2.3.1線性關系考察按照2.1項下色譜條件，分別精密吸取混合對照品儲備液Ⅰ0.50，1.00，3.00，5.00，10.00和25.00 mL，分別置于25 mL量瓶中，用甲醇稀釋至刻度，搖勻，制成系列質量濃度對照品混合溶液。分別精密吸取上述系列對照品混合溶液各20 μL注入色譜儀，以色譜峰面積Y對對照品質量濃度X(μg·L-1)進行線性擬合。求得芍藥苷、甘草苷、柚皮苷和橙皮苷回歸方程分別為：Y1=15.626X1-0.891 2(r1=1.000 0)，Y2=18.185X2+5.325 2(r2=0.999 8)，Y3=16.057X3+0.239 2(r3=1.000 0)，Y4=17.492X4+2.096 8(r4=0.999 9)。結果表明，芍藥苷、甘草苷、柚皮苷和橙皮苷分別在0.617 0～30.85，0.159 8～7.944，0.972 8～48.64和0.123 6～6.180μg·mL-1范圍內線性關系良好。

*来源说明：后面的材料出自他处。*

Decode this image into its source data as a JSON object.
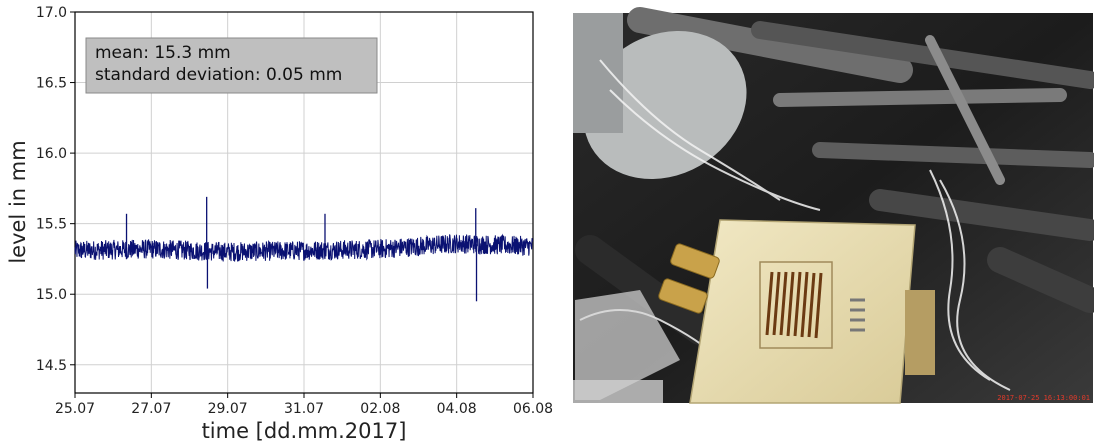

2.3.2精密度實驗按照2.1項下色譜條件，精密吸取對照品混合儲備液Ⅰ20μL，重復進樣6次，測得芍藥苷、甘草苷、柚皮苷和橙皮苷等峰面積的RSD值分別為0.61%，0.86%，1.08%和2.34%。儀器精密度符合要求。

2.3.3重復性實驗按2.2.2項下方法平行制備供試品溶液6份，取同一批號(批號LMA1304)樣品，在上述色譜條件下分別進樣20μL，測得峰面積，結果芍藥苷、甘草苷、柚皮苷和橙皮苷的RSD分別為1.31%，2.68%，0.92%和2.61%，實驗結果表明重復性良好。

2.3.4穩定性實驗精密吸取同一供試品溶液20μL，按照上述色譜條件，分別在0，2，4，6，8和10h進樣，測得芍藥苷、甘草苷、柚皮苷和橙皮苷峰面積的RSD值分別為0.82%，1.27%，0.32% 和1.18%。結果表明，供試品溶液在10h內穩定。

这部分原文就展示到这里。